Un agent a tranquillement les pieds en éventail sur la fenêtre de son poste de garde, situé dans un coin de la structure. Il sirote un chocolat chaud encore fumant- il n'a jamais aimé le café -. Après une ou deux minutes à flâner, il se réinstalle correctement sur sa chaise de bureau qui couine, et pousse un juron. Déjà dix minutes que son coéquipier aurait dû arriver. Même s’il essaye de se tromper lui-même, il est particulièrement inquiet. On l'avait averti que ce soir, il y aurait un nouvel occupant - actif - dans l'entrepôt. En effet, il l'avait vu en arrivant, enfin plutôt son immense boite en acier, d'au moins cinq mètres de large, qu'il peut toujours apercevoir depuis son bureau. Il avait eu des frissons en passant à côté. Il n'était pas un superstitieux, mais il a toujours été sensible à ces choses-là. Il sait que dans cette boite, il y a un truc pas net. On lui avait donné le rapport, mais il ne l'avait que rapidement lu de travers. Sûr - vert. C'est bon, pas de quoi paniquer.

Il s'efforce de chasser ses mauvaises pensées. Les gars de la recherche font bien leur boulot : la saloperie va gentiment rester dans sa caisse, et son coéquipier a juste eu un contretemps tout à fait innocent. Peut-être qu'il a oublié ses clés, ou qu'il a croisé un ex-collègue sur la route. Oui, sûrement. Il commence à lire concrètement le rapport qu'on lui a donné… mais est interrompu par un crissement en acier, très léger, mais grandement amplifié par la résonance du bâtiment.

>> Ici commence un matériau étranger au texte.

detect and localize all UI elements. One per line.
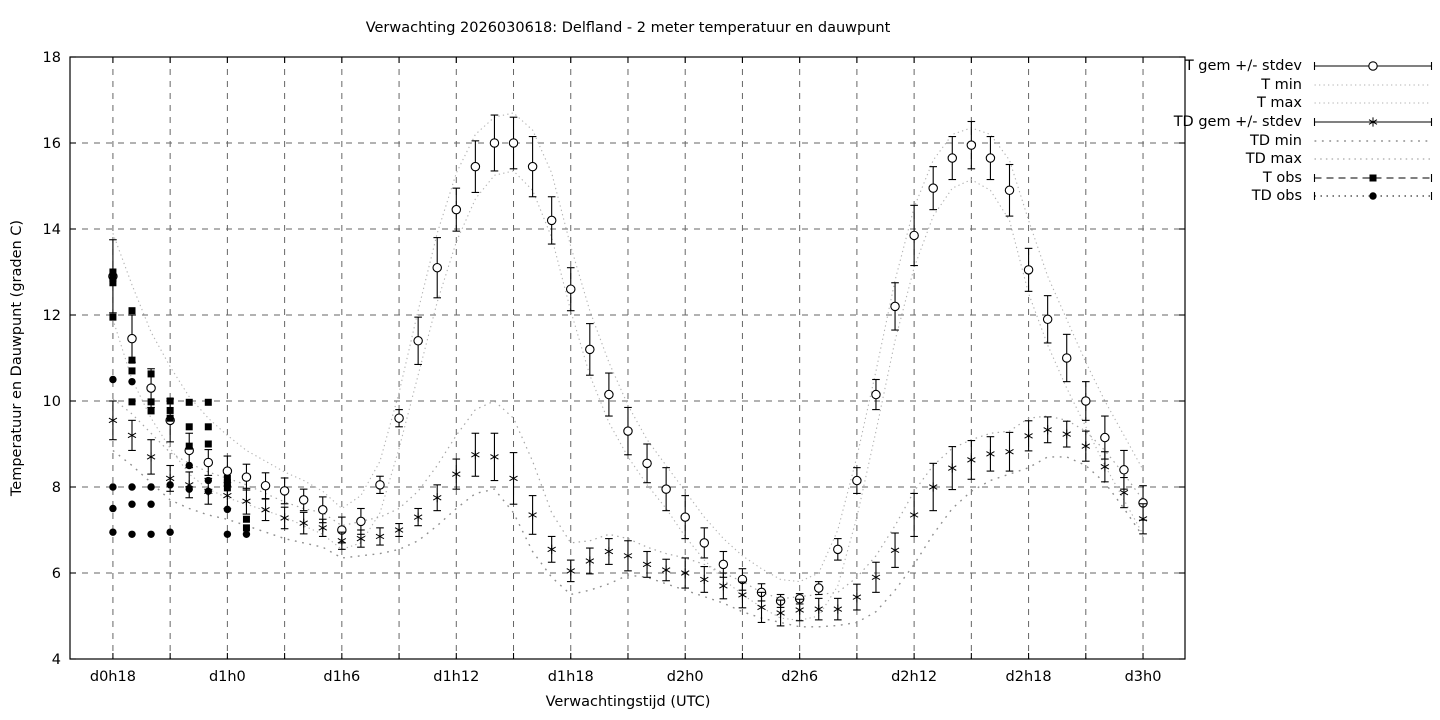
- x-tick-label: d1h0: [209, 669, 246, 685]
- y-tick-label: 18: [43, 50, 61, 66]
- x-tick-label: d2h6: [781, 669, 818, 685]
- series-td-max: [112, 398, 1144, 600]
- x-tick-label: d1h6: [323, 669, 360, 685]
- axes: [69, 56, 1186, 660]
- tick-labels: d0h18 d1h0 d1h6 d1h12 d1h18 d2h0 d2h6 d2h12 d2h1…: [43, 50, 1162, 685]
- legend-label: T obs: [1262, 169, 1302, 186]
- x-tick-label: d1h12: [433, 669, 479, 685]
- chart-title: Verwachting 2026030618: Delfland - 2 met…: [365, 20, 891, 36]
- legend-symbol-td-min: [1314, 139, 1432, 142]
- legend-symbol-t-min: [1314, 84, 1432, 86]
- x-tick-label: d2h12: [891, 669, 937, 685]
- y-tick-label: 10: [43, 394, 61, 410]
- legend-item-t-gem: T gem +/- stdev: [1174, 57, 1434, 76]
- x-axis-label: Verwachtingstijd (UTC): [545, 694, 711, 710]
- series-t-gem-stdev: [108, 114, 1148, 608]
- legend-label: T min: [1261, 76, 1302, 93]
- y-tick-label: 12: [43, 308, 61, 324]
- legend-item-t-obs: T obs: [1174, 169, 1434, 188]
- legend-label: TD min: [1250, 132, 1302, 149]
- series-td-obs: [109, 375, 251, 538]
- y-tick-label: 16: [43, 136, 61, 152]
- legend-label: T gem +/- stdev: [1184, 58, 1302, 75]
- legend-symbol-td-gem: [1313, 117, 1433, 127]
- legend-item-td-obs: TD obs: [1174, 187, 1434, 206]
- legend-symbol-td-obs: [1313, 192, 1433, 201]
- series-td-min: [112, 449, 1144, 628]
- y-tick-label: 8: [52, 480, 61, 496]
- y-tick-label: 14: [43, 222, 61, 238]
- legend-symbol-t-max: [1314, 102, 1432, 105]
- legend-item-td-min: TD min: [1174, 131, 1434, 150]
- series-td-gem-stdev: [108, 400, 1148, 627]
- legend-item-td-gem: TD gem +/- stdev: [1174, 113, 1434, 132]
- y-tick-label: 6: [52, 566, 61, 582]
- legend-item-td-max: TD max: [1174, 150, 1434, 169]
- x-tick-label: d3h0: [1125, 669, 1162, 685]
- legend-label: T max: [1256, 95, 1302, 112]
- legend-symbol-t-gem: [1313, 61, 1433, 72]
- legend-label: TD gem +/- stdev: [1173, 114, 1302, 131]
- x-tick-label: d1h18: [548, 669, 594, 685]
- x-tick-label: d2h18: [1006, 669, 1052, 685]
- x-tick-label: d0h18: [90, 669, 136, 685]
- x-tick-label: d2h0: [667, 669, 704, 685]
- legend-symbol-td-max: [1314, 158, 1432, 160]
- y-tick-label: 4: [52, 652, 61, 668]
- legend: T gem +/- stdev T min T max TD gem +/- s…: [1174, 57, 1434, 206]
- legend-label: TD obs: [1251, 188, 1302, 205]
- legend-item-t-max: T max: [1174, 94, 1434, 113]
- legend-symbol-t-obs: [1313, 173, 1433, 182]
- series-t-obs: [109, 268, 250, 532]
- legend-item-t-min: T min: [1174, 76, 1434, 95]
- legend-label: TD max: [1245, 151, 1302, 168]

Une grosse goutte de sueur lui coule le long du front. Il d-é-t-é-s-t-e ce genre de situation. Il saisit sa lampe torche - même si les murs sont pleinement éclairés, le dédale entre les caisses et les conteneurs est un peu sombre -, sort, et s'aventure dans l'allée. A1.. A2.. A3.. Des caisses à n'en plus finir. En bois, en métal, en plastique. De toutes les nationalités, aussi. On peut voir "CCCP" peint en rouge sur une des boites, et même un svastika gravé dans le métal d'un conteneur. Des outils, des objets paranormaux, ou des objets tout courts, qui attendent - certains depuis des années - d'être transportés. Des mentions un peu étonnantes figurent sur certaines boites. "Archivé". "Déclassifié". "Expliqué". Certaines boites tiennent dans la main. D'autres font deux fois sa taille. Il est mal à l'aise. Certaines caisses ont l'air de respirer, d'autres émettent une aura inquiétante. Il trouve assez vite l'origine du bruit. Une boite en fer tombé par terre - rien de grave, ça peut arriver. Il fait demi-tour, marche un peu et se fige.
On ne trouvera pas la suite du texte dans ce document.